GE Aerospace celebrates successful first year as standalone company
January 27, 2025
GE Aerospace has posted strong first full-year results after becoming a standalone company in April 2024, indicating growth across the board particularly bolstered by a 38% order increase in the commercial engines and services division.
“GE Aerospace delivered a strong finish to 2024 given robust demand for our services and products with fourth quarter orders up 46%,” confirmed GE Aerospace chairman and CEO Lawrence Culp. “Our performance capped off a monumental first year as a standalone company with $1.7 billion of profit growth and $1.3 billion of free cash flow growth”.
In the full year 2024, GE reported total orders of $50.3 billion (a rise of 32%), of which $40.2 billion were commercial engines and services (up 38%). Q4 saw a particularly strong performance for the business area, with orders and revenue up 50% and 19% year-on-year respectively. Services also grew 12% driven by expanded shop visit workscope, higher spare parts, and price.
GE also celebrated receiving EASA / FAA certification of its LEAP-1A durability kit in Q4 2024, which – combined with three prior durability enhancements – is designed to double LEAP engine time on wing compared to current levels, as well as being “easier to produce”. However, Culp cautioned the importance of collaborating with suppliers to work through capacity constraints and bottlenecks to further unlock operational efficiencies.
In total, GE received more than 4,600 commercial and defence engines during the year, including American Airlines’ commitment for 85 new LEAP-1B-powered 737 MAX aircraft. However, for the year, LEAP deliveries were down 10% (“in line with expectations”) as supply chain constraints continued to impact total deliveries.

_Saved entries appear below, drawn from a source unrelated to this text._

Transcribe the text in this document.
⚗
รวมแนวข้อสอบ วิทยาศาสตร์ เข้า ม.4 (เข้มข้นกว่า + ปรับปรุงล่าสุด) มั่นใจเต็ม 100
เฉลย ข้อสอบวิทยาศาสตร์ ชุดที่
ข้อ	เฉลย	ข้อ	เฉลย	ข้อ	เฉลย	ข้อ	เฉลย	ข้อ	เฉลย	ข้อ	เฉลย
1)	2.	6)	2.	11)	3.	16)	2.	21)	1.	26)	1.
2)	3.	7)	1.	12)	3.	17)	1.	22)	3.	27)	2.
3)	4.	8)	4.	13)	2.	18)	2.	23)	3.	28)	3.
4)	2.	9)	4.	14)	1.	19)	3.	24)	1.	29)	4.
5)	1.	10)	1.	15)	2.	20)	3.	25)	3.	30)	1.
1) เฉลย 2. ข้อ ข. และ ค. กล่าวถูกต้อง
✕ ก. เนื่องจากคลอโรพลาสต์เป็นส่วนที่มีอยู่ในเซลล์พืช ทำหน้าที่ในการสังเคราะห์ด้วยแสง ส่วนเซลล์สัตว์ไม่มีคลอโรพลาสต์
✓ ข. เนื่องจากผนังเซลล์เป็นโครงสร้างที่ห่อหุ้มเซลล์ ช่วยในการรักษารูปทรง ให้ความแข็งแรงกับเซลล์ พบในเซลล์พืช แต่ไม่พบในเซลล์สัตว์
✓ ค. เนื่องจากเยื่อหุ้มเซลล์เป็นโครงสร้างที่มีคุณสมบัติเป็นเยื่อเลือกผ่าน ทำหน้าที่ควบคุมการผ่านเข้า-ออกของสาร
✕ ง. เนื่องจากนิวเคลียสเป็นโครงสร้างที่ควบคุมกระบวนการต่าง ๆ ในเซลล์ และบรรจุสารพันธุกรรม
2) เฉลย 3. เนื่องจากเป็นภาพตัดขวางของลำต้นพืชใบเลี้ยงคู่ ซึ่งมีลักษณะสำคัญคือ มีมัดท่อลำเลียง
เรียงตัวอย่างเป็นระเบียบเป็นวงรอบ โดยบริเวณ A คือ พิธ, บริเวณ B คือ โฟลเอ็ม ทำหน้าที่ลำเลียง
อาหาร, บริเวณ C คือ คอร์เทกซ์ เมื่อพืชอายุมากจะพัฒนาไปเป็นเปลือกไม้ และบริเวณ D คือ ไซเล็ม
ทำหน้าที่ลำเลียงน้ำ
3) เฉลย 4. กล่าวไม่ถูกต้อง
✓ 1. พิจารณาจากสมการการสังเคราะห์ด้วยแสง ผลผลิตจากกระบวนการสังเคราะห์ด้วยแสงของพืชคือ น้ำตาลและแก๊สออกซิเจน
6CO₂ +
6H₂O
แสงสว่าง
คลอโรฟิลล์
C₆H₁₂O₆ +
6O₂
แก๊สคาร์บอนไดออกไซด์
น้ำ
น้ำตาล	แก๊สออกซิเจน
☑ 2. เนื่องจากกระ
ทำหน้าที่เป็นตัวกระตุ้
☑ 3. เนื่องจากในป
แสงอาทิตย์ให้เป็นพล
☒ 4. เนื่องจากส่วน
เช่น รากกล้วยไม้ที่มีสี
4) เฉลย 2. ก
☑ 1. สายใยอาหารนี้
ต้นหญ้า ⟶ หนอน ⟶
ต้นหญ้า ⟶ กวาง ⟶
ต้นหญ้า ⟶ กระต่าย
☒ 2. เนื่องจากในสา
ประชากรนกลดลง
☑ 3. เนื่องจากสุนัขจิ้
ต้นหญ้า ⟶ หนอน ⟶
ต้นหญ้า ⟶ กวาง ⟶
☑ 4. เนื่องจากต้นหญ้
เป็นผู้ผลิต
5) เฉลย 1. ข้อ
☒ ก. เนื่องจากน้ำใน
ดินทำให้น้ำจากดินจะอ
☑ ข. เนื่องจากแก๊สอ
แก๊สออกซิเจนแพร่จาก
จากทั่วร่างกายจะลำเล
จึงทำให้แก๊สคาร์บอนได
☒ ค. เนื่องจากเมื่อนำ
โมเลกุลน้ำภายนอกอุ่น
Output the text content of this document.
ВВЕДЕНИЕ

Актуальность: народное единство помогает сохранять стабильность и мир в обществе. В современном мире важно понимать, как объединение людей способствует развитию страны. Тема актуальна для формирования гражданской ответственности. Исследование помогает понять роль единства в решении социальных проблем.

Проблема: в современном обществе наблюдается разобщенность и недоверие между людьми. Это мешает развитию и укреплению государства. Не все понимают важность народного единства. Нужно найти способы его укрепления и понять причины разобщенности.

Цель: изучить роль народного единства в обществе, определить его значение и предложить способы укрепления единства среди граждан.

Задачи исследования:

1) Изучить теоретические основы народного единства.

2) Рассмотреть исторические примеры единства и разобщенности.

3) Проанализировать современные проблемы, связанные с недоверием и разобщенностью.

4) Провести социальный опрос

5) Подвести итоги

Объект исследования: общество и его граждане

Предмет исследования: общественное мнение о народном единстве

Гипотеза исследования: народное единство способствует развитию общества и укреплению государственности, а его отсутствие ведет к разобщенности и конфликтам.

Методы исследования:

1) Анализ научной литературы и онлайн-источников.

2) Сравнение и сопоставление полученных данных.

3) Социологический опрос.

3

LEAP aftermarket capacity was also extended by around 40% in 2024, supporting the growing fleet of 3,300 LEAP-powered aircraft with 10,000 engines in backlog.
With GE remaining focused on delivering on its new engine backlog, it continues to employ its “proprietary lean operating model” called ‘Flight Deck’, an initiative launched in 2024. This proved instrumental in helping “tackle supply chain constraints head on” in the latter portion of the year, where GE “delivered meaningful improvement as material inputs increased 26% across [its] priority supplier sites”.
With 15 or so “critical suppliers” that GE is “working intensely with,” it also has more than 500 people “embedded in the supply base working to identify and eliminate constraints”.
CFO and senior vice president Rabul Ghai elaborated that the profitability of the LEAP programme throughout 2024 “tended to be better than [GE’s] initial expectation, from higher external spare parts volume, better pricing, lower warranty expenses… and more shop visits,” with the expectation for LEAP and CFM to deliver the same amount of profit for the company “late towards the end part of this decade”.
In 2025, GE looks to “maintain momentum as [it aims] to deliver another year of substantial revenue, EPS and cash growth,” with a profit in the range of $7.8 billion to $8.2 billion. Additionally, with the 777X back in flight testing (and nearly 1,000 GE9X engines now in backlog), “we think it’s going to be a great wide-body programme over time,” continued Culp. “I like to think that with the delays, we’ve made good use of that time with respect to just additional testing, probably going to end up being the most tested engine in our history”.